The topic of this lecture is clustering for graphs, meaning finding sets of “related” vertices in graphs. The challenge is finding good algorithms to optimize cluster quality. Professor Strang reviews some possibilities.
Two ways to separate graph nodes into clusters
- k-means: Choose clusters, choose centroids, choose clusters, ...
- Fiedler vector: Eigenvector of graph Laplacian: \(+-\) signs give 2 clusters
Related sections in textbook: IV.6–IV.7
Instructor: Prof. Gilbert Strang
The following content is provided under a Creative Commons license. Your support will help MIT OpenCourseWare continue to offer high quality educational resources for free. To make a donation, or to view additional materials from hundreds of MIT courses, visit MIT OpenCourseWare at ocw.mit.edu.

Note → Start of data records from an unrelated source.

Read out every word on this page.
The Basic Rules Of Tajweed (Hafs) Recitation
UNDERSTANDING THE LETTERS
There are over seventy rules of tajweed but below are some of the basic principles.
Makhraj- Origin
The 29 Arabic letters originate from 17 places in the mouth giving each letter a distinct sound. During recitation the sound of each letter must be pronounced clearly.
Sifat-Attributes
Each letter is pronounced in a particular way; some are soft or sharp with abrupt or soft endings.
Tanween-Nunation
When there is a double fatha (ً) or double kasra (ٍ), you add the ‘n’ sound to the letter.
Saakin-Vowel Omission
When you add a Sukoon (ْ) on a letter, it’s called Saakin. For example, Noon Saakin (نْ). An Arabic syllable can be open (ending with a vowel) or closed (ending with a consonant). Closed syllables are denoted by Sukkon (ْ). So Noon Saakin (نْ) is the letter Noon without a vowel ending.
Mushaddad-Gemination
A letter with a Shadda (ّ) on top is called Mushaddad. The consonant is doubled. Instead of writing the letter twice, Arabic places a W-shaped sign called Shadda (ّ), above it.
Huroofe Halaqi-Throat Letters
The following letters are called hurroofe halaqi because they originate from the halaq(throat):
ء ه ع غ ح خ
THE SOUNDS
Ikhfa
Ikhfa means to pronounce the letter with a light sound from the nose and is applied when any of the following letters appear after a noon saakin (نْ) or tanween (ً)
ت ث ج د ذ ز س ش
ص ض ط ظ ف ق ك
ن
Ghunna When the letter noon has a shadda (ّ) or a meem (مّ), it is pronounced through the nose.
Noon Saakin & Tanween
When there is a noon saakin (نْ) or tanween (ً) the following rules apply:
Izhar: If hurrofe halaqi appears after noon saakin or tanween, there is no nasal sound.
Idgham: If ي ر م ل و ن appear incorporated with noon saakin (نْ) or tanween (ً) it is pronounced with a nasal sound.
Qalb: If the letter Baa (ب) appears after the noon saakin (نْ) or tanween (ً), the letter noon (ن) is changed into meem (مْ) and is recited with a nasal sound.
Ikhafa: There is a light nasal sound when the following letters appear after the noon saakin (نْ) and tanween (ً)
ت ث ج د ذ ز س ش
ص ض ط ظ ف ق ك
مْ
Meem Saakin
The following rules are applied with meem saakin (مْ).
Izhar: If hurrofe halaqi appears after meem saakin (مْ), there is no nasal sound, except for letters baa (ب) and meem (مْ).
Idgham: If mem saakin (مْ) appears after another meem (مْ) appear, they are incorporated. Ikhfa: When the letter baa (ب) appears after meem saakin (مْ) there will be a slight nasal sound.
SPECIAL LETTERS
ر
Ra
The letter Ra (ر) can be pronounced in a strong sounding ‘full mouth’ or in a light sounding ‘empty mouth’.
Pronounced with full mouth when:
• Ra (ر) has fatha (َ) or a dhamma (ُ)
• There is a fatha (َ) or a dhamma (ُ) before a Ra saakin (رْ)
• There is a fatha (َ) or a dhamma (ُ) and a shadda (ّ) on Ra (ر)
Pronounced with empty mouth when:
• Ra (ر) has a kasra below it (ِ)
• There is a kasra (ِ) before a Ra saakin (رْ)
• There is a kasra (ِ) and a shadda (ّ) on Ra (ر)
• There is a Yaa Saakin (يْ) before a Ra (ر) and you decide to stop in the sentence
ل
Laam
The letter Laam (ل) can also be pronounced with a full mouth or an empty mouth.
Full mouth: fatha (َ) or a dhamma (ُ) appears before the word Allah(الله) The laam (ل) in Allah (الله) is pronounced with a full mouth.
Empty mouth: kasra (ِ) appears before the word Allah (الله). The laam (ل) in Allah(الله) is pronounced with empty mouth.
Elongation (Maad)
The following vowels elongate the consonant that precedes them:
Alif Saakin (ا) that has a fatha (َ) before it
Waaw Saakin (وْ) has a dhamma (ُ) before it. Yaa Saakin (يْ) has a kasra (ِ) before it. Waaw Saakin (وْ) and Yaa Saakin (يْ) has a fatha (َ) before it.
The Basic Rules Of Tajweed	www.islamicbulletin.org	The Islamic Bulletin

GILBERT STRANG: OK. Now, clustering for graphs. So this is a topic-- this is one of the important things you can try to do with a graph. So you have a large graph. Let me kind of divide it into two clusters. So you've got a giant graph. And then the job is to make some sense out of it. And one possible step is to be able to subdivide it, if, as I see here, there's a cut between two reasonably equal parts of the graph-- reasonable-- reasonably same size.
And therefore, that graph could be studied in two pieces. So the question is, how do you find such a cut by a algorithm? What's an algorithm that would find that cut? So that's a problem. Let's say we're looking for two clusters. We could look for more clusters, but let's say we want to look for two clusters. So what are we trying to do? We're trying to minimize. So this is the problem, then. So we look for-- find positions x and y, let's say. Two which will be the centers, so to speak, of the-- and really, it's just these points that-- so the data is the points and the edges, as always-- the nodes and the edges.
So the problem is to find x and y so that-- to minimize. So it's a distance of points ai from x-- maybe should emphasize we're in high dimensions-- plus the distance of other points. So the ai will be these points-- these nodes. And the bi will be these nodes, plus the sum of bi minus y squared. And you understand the rule here-- that together the a's union the b's give me all nodes. And I guess to be complete, the a's intersect the b's is empty. Just what you expect. I'm dividing the a's and the b's into two groups.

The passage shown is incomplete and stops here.